Kamelia Massih was a 1985 College of Optometry alumna who passed away in March 2010 following a three-year battle with cancer. She gave countless hours of time and financial resources to a wide range of local and national charities. She was also a loving wife and mother who enjoyed the fine arts, including music and dance, as well as the outdoors and traveling.
Yamane received the award from Massih’s brother, Fariborz Masih, during the University’s Professional Schools and Programs Commencement ceremony May 19.
Yamane is an internationally recognized practitioner, clinical researcher, educator, author, lecturer and business leader. He founded Eye Care Associates of Hawai‘i and grew it into one of the premier contact lens practices in the country during 24 years in clinical practice.
Yamane traveled throughout the world to teach fellow optometrists about corneal physiology and the benefits of frequent contact lens replacement. He has authored many articles and book chapters and has held numerous leadership positions within the profession, including president of the American Optometric Foundation.
An inductee of the National Academies of Practice as a distinguished practitioner of optometry, he holds an honorary doctorate in humane letters from Pacific and an honorary doctorate of science from Salus University’s Pennsylvania College of Optometry.
His tireless support of students and practitioners are well documented and have set the standard by which others follow, Pacific Provost and Vice President of Academic Affairs John Miller said during the ceremony.
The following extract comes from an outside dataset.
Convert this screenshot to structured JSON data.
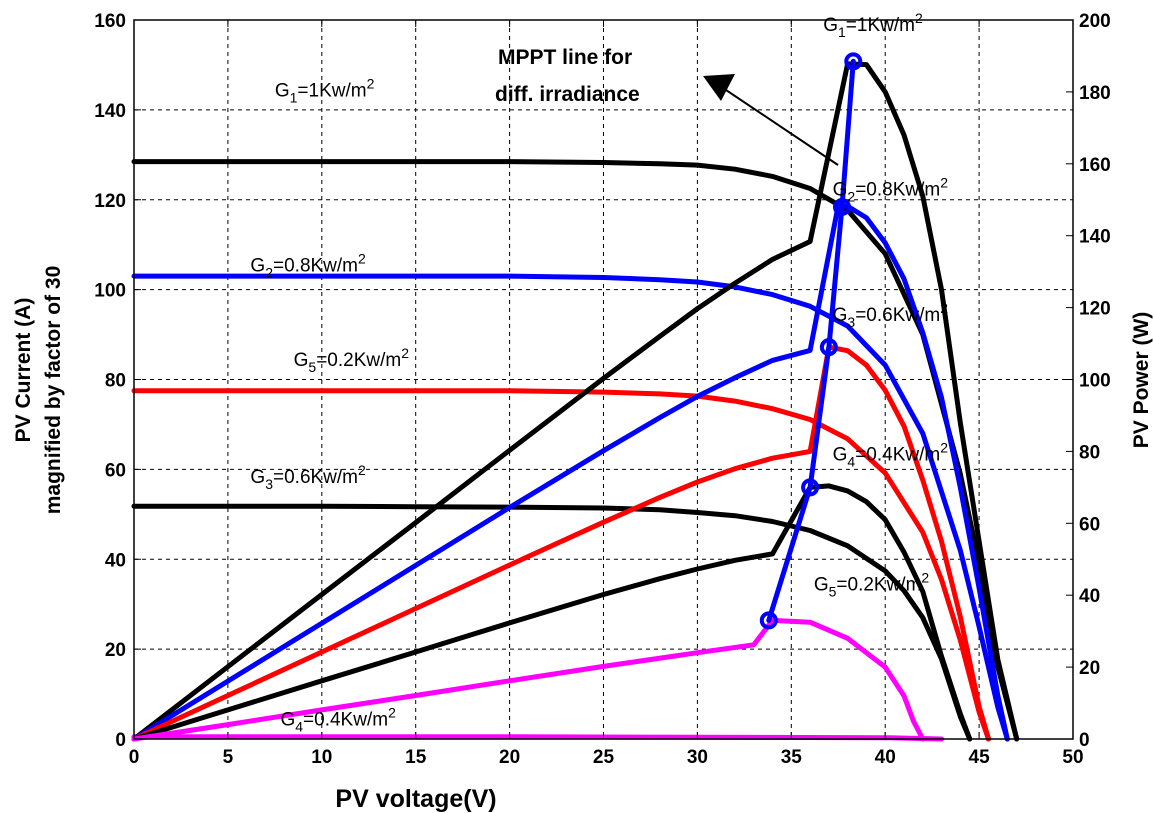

The Kamelia Massih Prize consists of a plaque and monetary stipend from a trust established by the estate of Dr. Massih. In addition to expressing admiration for Massih, Yamane said he was honored to follow 2011 recipient and the initial prize winner, Dr. James Berglund O.D. ‘60.
Like Berglund, Yamane donated the stipend to Pacific to assist optometry students.
Yamane thanked Massih’s family, the university and his own family, including wife Joyce Yamane, his three children and deceased parents.
“In 1961, I was a shy, nervous kid from Hawai‘i,” Yamane said. “I followed my dream to Pacific to become an optometrist. There was some rough sledding along the way, but perseverance and the support of many here at Pacific opened up opportunities for me I never thought possible.”
Yamane and his wife Joyce met on the plane to begin their studies at Pacific. Tears welled as he expressed his admiration and love for her unconditional support throughout his life.
“Joyce was and is the source of my strength,” Yamane told her. “You are truly the wind beneath my wings.”